🎋𝐵𝑜̈𝑙𝑢̈𝑚 𝑋𝐼 𝐸𝑙 𝐷𝑜𝑟𝑎𝑑𝑜

44 3 7
                                    

'Efsanevi lanet Gölge enerjisinin Varisi Heniya.
Sana arkadaşlarının ve kendinin bu cehennemden kurtulmasına yardım edeceğim.
Haritada işaretlenmiş yer var.
Oraya dikkatlice bak.
Çünkü sonraki durağın orası olacak.'

Heniya mektubu bir kaç kez yeniden göz gezdirdi. Sürekli haritaya bakarak o yerin hangi yakınlıkta olduğunu bulmaya çalıştı. Esas olan bu mektubu buraya kim bırakmıştı? Ustaları olamazdı. O zaman Heniyanın Varis olduğunu bilen başka birisimi vardı? O zaman kimdi o?
"Sonraki durağım derken? Efsanevi Kahraman tarafından kurtarılan gölge adası El Dorado......."
Heniya bu adayı bir kaç kez duymuştu. Gölge enerjisiyle hayatlarını sürdüren kabilenin yaşama meskeniydi. Hanedanlıktan aşırı derecede nefret etdikleri söylenirdi. Bu El Dorado isimli ada dilden dile konuşulsada hiç bir insan oraya ayak basmamıştı.
Belki eskiden çorak topraklardan ibaret olduğu için.
Heniya mektup elinde kapıyı açtı. Bu zaman karşısında bir mektup daha gördü. Heyecenla:
"Nasıl? Bunu buraya kim koydu?"-Sağ sola bakındı. Ama hiç bir şey, hiç kimseyi bulamadı.
Heniya mektubu açıp okumaya başladı.

'Eğer bu mektubu aldıysan artık nereye gideceğini biliyorsun Varis. Arkadaşlarının hayatlarını kurtarmak istiyorsan o adaya gitmelisin.
Sıradan bir adam için olsaydı bu zor olurdu, ama sen sıradan değilsin. Onların tapdığı gölge enerjisine sahipsin. Bu yüzden rahat ol. Ve herkesin kaderi için o adaya git."

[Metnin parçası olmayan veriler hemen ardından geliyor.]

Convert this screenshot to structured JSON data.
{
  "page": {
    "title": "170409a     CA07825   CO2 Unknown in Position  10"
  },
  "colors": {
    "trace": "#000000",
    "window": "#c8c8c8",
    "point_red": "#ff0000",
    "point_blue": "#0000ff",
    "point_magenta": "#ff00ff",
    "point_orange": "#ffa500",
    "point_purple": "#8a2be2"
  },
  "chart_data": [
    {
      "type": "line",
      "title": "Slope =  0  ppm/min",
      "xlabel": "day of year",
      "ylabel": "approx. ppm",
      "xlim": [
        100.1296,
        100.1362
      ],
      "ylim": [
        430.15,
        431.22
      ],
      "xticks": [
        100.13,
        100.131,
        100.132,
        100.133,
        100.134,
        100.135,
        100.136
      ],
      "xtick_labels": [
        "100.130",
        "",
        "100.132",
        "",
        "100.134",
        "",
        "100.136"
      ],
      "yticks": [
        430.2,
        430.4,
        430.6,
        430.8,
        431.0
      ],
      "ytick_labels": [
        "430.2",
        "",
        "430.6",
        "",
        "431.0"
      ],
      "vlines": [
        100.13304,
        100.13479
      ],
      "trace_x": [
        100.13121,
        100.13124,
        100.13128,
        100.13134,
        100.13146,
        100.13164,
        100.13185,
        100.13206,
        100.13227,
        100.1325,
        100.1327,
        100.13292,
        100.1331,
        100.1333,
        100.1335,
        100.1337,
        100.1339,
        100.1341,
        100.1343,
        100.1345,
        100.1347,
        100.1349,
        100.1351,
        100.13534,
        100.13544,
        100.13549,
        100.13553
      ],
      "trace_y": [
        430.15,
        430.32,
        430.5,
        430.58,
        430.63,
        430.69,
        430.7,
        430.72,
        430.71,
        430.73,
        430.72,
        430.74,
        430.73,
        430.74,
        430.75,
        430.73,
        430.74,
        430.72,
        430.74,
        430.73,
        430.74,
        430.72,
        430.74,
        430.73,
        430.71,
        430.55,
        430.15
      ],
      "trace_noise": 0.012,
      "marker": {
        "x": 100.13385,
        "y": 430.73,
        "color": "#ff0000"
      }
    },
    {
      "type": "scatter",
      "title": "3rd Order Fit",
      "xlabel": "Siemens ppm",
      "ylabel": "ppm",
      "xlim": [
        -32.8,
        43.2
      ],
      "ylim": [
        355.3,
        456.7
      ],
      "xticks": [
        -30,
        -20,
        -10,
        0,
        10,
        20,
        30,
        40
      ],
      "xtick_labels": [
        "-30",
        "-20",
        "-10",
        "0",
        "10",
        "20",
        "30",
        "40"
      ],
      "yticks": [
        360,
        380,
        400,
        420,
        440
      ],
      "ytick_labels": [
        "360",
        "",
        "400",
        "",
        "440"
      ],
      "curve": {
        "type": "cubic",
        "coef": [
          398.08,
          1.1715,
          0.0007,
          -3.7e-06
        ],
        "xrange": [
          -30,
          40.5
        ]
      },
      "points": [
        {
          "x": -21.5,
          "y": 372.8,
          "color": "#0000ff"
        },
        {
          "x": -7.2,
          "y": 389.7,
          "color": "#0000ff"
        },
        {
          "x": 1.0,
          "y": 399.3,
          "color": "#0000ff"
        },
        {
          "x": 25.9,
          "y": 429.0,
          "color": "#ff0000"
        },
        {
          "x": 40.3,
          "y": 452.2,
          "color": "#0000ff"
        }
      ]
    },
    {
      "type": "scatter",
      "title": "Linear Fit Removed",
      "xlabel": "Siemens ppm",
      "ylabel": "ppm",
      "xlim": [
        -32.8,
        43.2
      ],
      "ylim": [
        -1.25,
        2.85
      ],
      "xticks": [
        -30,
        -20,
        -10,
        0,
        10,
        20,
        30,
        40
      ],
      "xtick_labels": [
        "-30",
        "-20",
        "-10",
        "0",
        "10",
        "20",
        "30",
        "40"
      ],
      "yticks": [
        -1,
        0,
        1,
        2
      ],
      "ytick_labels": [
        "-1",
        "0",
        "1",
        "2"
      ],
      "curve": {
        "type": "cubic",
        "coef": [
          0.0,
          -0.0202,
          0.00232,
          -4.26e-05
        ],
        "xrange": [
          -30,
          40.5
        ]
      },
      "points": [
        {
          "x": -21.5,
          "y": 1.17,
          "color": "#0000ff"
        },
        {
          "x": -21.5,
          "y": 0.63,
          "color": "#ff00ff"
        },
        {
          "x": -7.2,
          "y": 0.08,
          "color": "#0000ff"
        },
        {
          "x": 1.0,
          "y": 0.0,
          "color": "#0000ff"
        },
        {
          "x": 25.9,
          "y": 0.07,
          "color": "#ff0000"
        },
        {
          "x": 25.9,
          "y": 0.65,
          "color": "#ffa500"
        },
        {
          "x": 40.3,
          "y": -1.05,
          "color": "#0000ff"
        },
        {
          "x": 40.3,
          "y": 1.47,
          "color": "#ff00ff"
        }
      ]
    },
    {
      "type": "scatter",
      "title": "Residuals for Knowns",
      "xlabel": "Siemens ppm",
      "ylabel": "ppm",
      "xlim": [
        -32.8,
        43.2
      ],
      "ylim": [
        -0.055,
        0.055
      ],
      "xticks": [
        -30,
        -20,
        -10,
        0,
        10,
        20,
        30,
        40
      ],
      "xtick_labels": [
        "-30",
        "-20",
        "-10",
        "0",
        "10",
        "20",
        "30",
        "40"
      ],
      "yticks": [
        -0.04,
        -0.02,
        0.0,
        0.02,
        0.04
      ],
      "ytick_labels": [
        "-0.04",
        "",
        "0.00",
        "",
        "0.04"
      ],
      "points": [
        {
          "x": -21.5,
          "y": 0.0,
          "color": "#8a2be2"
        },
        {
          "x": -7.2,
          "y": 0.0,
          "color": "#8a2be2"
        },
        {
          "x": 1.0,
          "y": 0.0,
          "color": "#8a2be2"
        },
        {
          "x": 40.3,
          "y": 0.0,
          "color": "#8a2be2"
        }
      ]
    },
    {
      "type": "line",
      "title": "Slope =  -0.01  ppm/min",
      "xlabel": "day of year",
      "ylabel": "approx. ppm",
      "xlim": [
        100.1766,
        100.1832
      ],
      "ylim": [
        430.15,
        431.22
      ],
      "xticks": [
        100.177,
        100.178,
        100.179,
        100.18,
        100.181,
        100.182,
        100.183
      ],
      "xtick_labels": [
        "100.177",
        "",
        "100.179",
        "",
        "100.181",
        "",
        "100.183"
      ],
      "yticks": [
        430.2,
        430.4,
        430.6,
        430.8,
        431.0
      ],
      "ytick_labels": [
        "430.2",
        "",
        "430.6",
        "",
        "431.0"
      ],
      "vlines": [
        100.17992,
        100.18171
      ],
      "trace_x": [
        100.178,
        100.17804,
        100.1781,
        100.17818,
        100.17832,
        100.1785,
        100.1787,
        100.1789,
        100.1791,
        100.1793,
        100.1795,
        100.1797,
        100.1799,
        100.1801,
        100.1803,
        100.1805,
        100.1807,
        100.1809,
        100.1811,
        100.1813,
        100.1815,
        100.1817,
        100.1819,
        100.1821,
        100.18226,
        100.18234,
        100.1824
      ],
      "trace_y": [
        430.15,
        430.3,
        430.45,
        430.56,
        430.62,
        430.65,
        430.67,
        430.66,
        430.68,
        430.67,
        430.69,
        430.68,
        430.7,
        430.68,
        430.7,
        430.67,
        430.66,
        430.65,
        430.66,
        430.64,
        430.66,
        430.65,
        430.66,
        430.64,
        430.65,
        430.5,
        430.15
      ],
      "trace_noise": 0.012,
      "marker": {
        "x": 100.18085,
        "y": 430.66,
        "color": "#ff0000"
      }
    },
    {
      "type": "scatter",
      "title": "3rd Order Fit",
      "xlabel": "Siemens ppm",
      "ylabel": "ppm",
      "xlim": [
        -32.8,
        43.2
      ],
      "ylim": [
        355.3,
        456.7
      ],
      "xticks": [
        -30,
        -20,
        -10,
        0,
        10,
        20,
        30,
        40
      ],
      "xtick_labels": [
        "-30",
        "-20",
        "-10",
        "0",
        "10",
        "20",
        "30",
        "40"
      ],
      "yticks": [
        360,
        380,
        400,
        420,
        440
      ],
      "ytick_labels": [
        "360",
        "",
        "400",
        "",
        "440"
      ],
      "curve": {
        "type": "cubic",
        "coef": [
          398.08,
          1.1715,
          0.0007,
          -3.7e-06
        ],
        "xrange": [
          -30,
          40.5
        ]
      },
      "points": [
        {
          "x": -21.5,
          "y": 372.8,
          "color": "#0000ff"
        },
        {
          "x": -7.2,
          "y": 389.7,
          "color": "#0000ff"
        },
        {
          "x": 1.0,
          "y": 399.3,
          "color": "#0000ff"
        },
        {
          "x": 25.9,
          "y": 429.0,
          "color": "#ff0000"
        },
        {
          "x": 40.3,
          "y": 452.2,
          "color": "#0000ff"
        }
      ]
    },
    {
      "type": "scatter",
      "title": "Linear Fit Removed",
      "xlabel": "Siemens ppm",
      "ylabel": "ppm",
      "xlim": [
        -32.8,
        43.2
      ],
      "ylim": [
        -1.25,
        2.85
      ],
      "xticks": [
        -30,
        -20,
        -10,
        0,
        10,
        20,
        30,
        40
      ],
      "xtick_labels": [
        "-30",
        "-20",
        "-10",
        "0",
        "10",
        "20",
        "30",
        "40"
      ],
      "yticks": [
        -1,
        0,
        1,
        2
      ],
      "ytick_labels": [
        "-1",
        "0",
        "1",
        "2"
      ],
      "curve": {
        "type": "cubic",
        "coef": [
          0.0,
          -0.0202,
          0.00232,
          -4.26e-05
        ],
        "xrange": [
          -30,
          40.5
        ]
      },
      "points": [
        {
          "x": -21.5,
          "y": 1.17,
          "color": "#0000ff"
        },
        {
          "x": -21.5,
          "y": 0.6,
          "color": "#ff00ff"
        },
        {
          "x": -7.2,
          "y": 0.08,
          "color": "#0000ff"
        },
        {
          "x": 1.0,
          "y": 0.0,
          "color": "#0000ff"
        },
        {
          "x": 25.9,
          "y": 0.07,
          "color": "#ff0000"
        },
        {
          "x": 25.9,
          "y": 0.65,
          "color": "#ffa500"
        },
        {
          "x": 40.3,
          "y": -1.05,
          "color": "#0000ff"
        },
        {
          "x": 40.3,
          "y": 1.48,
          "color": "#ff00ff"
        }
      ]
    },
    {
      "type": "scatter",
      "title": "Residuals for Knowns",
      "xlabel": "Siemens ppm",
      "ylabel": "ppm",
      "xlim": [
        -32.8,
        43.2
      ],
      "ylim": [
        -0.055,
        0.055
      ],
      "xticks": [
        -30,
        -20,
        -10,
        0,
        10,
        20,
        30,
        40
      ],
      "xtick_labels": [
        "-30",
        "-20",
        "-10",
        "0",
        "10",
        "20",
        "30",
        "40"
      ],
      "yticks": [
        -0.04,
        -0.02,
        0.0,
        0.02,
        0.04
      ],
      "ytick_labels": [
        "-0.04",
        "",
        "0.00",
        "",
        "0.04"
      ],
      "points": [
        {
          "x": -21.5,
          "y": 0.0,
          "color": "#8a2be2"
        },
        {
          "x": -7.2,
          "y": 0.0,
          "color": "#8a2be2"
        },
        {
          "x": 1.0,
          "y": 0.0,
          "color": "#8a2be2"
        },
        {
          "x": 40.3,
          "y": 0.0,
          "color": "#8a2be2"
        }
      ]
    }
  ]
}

Heniya bu imzasız mektupları okurken hem de oraya gidip, gitmemekle karar veriyordu. Gitmeliydi. Başka çaresi yoktu, eğer gitmezse her şey için çok geç ola bilirdi.
Ama bi taraftan oraya nasıl gidecekti? Gitse bile adalıları nasıl inandıracaktı?
Kafasındaki soruların hepsi hücrelerini yormaya yetmişti.
Odasından çıktı. Koridorda giderken Galen ve Ling'in konuşmasını duydu.
"Anlamıyorsun Ling. Her şey çözüle bilir....."
"Senin beynin çalışmayı durdurdu herhalde! Az önce ikimizide duydu! Tanrıya şükürki kızları gördüğünden çok ta soru sormadı. Ona ne cevap verecektin?!"
"Gerekenleri."
"Eminim öyledir!"
"O zaman mükemmel fikrin varsa sen sun Ling. Madem seçilmiş kişinin El Dorado'ya gitmesine müsaide vermiyorsun, o zaman hadi minik kuş ve arkadaşlarını kurtarmak için bir şey yap."
"Senin dediğin daha aptalca! Kız uyanalı bir gün bile geçmedi ve sen onun gölgeler adasına gitmesini söylüyorsun! Yanlış söylemiyorum umarım Galen?!"
Galen soğukkanlı tavırla 'evet' anlamında başını salladı. Ling ondan nefret edermişcesine bakarak:
"Sen tam bir şerefsizsin Galen!"
Bütün konuşmalara şahit olan Heniyanın nutku tutulmuştu. Az önce arkadaşlarını gördüğünden kahraman hakkında sorular yarım kalmıştı. Ayrıca onlar Heniyanın El Doradoya gitmesi gerektiğini nereden biliyordu?
Heniya artık emindi. Onların bir şeyler sakladığını artık biliyordu. Ama bu şekilde öğrenemezdi. Biliyordu, üstadları ona hiç bir şey söylemeyecekti.
Bunu kendisinin bulması gerekiyordu.
Kendi bulmacasının cevabını bulmalıydı.
Tabii ki arkadaşlarının hayatlarını kurtarmalıydı.
Heniya içinden gelen dürtüyle kalktı. Sanki bir şeyler yakınındaydı gibi hissediyordu. İkisi hala konuşurken oradan ayrılarak merdivenlere doğru geldi. Aşağı kata inerken masanın üzerinde bir şey farketti. Hızla inerek masanın önüne geldi. Bir kaç giysi ve yine bir not vardı. Heniya şaşkınlıkla etrafına bakındı. Bunu buraya kim bırakmışsa mutlaka buralarda olmalıydı.
Bunun bir mantıklı açıklaması olmalıydı.
"Burada kimse varmı?"-Heniya notu eline alarak-"Eğer burdaysan karşıma çık."
Ama faydası yoktu. Heniya derin nefes vererek notu açtı.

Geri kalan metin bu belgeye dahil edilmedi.